I couldn’t see them, but I could hear them. Tens of thousands of them way up high. I shielded my eyes with my hand and searched the branches for the tell-tale clump.
” A swarm in May is worth a load of hay; a swarm in June is worth a silver spoon; but a swarm in July is not worth a fly.” -mid 17th century beekeeper’s proverb
Well it was May and half my bees were twenty-five feet up in a tree.
My neighbor had come over with a startled look in his eyes. “Um, do you have a bee suit? Because there’s, like, thousands of bees up in my tree.” Good golly.
“I’ll suit up.”
Somehow I said it like I capture large rebel clumps of stinging insects all the time. By the time I’d donned my veil and jacket the bees had absconded. I could still hear them, but where?
The sky was full of them, buzzing to beat the band; I’d never heard them so chatty. There was a tornado of them above my head, gradually touching down on a blessedly low holly tree in my yard. I approached with a box at the ready and a rake.
By now the plumbing company next door was forming a small crowd of tough guys gawking uneasily as I approached the noisy mob. I had studied swarm collection. In a book. Don’t you just love when written words need to be fleshed out in real life movements?
I put the box below them and gently began knocking the clump down into the box. The air erupted with humming inquietude. I have never felt so mesmerized in my life, seeing the writhing many-membered mass flowing like water up the sides of the box, coating it like a blanket. When I had the clump into the box, minus the ones filling the air around me, I taped it shut; a maneuver made quite complex by the fact that I’d brought along heavy duty packing tape which would not rip off. I had to bite it to break it, meaning I had to leave my bee veil open a bit to access my teeth. This earned me a very confused bee in my veil!
I lifted the heavy humming box to the other side of the yard and watched the airborne swarm. They settled on the same spot on the holly tree and formed another sizable mass. I needed to make sure I got the queen they fled with, so I got another box and repeated the operation again. Oh how the air hummed.

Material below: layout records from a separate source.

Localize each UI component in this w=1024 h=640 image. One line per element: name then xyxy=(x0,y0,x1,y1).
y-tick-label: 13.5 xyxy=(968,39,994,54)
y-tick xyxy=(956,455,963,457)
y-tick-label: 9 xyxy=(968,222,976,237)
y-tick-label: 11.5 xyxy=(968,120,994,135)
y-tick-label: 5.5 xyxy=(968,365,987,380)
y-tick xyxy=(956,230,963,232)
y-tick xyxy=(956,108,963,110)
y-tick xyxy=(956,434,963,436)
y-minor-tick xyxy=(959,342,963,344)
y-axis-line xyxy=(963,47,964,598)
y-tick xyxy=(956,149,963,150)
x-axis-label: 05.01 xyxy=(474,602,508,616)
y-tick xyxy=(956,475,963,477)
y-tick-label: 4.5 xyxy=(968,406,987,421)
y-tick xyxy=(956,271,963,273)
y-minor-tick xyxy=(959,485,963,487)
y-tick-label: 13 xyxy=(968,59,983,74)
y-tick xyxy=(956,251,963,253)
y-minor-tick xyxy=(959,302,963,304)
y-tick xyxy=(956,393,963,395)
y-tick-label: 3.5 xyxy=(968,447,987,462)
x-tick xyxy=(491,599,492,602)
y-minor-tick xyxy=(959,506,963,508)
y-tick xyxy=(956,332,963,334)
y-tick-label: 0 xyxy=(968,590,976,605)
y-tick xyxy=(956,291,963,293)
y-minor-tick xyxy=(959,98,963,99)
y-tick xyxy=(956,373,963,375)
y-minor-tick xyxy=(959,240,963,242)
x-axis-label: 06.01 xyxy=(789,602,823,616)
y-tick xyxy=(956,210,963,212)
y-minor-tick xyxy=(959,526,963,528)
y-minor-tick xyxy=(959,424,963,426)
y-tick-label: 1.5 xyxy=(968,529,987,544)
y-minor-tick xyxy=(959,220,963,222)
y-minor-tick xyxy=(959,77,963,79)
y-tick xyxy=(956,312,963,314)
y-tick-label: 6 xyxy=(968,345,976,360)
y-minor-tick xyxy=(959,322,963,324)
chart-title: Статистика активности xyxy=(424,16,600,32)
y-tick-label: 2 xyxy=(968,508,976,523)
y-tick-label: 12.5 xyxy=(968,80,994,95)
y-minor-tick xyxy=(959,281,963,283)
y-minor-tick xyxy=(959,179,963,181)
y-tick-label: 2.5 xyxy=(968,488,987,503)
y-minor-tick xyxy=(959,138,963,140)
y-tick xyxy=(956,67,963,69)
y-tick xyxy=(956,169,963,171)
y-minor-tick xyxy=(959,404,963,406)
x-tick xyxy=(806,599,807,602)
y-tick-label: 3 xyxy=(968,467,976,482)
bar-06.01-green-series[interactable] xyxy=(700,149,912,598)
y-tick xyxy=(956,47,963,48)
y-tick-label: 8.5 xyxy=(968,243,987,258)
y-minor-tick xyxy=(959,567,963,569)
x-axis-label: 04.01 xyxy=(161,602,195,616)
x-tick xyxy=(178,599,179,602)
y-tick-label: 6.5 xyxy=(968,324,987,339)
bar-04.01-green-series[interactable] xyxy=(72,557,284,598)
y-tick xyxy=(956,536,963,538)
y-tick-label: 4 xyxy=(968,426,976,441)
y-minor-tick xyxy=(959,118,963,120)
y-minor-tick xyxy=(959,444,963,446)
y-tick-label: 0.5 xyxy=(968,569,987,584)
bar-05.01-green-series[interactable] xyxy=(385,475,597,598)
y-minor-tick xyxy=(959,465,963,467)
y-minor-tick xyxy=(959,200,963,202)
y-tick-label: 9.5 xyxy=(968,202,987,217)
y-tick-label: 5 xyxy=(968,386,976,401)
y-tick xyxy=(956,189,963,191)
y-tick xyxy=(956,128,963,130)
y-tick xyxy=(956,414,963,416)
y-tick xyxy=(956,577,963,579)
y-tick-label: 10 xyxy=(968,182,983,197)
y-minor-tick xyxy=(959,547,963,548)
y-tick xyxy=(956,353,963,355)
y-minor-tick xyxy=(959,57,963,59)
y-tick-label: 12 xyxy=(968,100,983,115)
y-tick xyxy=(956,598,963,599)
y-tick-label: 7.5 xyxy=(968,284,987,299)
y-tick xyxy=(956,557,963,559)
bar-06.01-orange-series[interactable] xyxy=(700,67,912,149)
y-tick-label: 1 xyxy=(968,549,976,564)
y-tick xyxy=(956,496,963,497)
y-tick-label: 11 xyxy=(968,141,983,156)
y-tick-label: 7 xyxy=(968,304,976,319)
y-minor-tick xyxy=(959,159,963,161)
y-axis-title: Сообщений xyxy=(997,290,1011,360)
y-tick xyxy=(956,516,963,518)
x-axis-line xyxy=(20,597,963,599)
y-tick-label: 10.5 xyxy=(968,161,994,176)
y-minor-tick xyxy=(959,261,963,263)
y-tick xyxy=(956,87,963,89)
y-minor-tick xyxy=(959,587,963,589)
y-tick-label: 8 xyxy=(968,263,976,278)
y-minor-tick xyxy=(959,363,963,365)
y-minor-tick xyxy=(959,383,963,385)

Meanwhile calls were being made to my beekeeping mentor Tim. Desperate calls about a used hive or nuc that we could buy tonight. You see, bees don’t keep long in boxes and they deserved better than that. Tim had one hive left, Dustin sped off for it, an admiration for my mad swarm-catching skills lighting his eyes.
As soon as the new hive arrived I started up my smoker and headed out to my downsized original hive where the ladies were enjoying a bit more elbow room. I took three heavy frames of honey/pollen/capped brood out to put into the new hive to make it more enticing for the swarm, swapping in new frames from the new hive for the ladies to fill.
Then it was time to attempt resettlement. I poured the boxes of bees into the new hive and they looked like so much writhing chocolate frosting blobbed generously atop a cupcake. “How do we get them all in?”, asked my husband, nervously. “I…I…I don’t know. I’ll try brushing them down into the frames.”
I swept the mass up the sides and in, adding a puff of smoke over top to stimulate them to chow down on honey and call the place hive sweet hive. I got the inner cover and the telescoping roof on, parking the bee-coated boxes right up to the front ramp.
We watched in amazement as they began a slow but steady advancement into the hive. JOY! Hundreds of dollars worth of beautiful bees were marching happily into their new home. We laughed and rode the afterglow of the huge adrenaline rush from shepherding the swarm in.
By nightfall they were all tucked into the hive. This morning they were taking their bearings, flying in looping circles in front of the hive. This afternoon they were busy drawing out comb and sipping at the rain water puddled on their front porch. This evening they were coming home with pollen. Glory.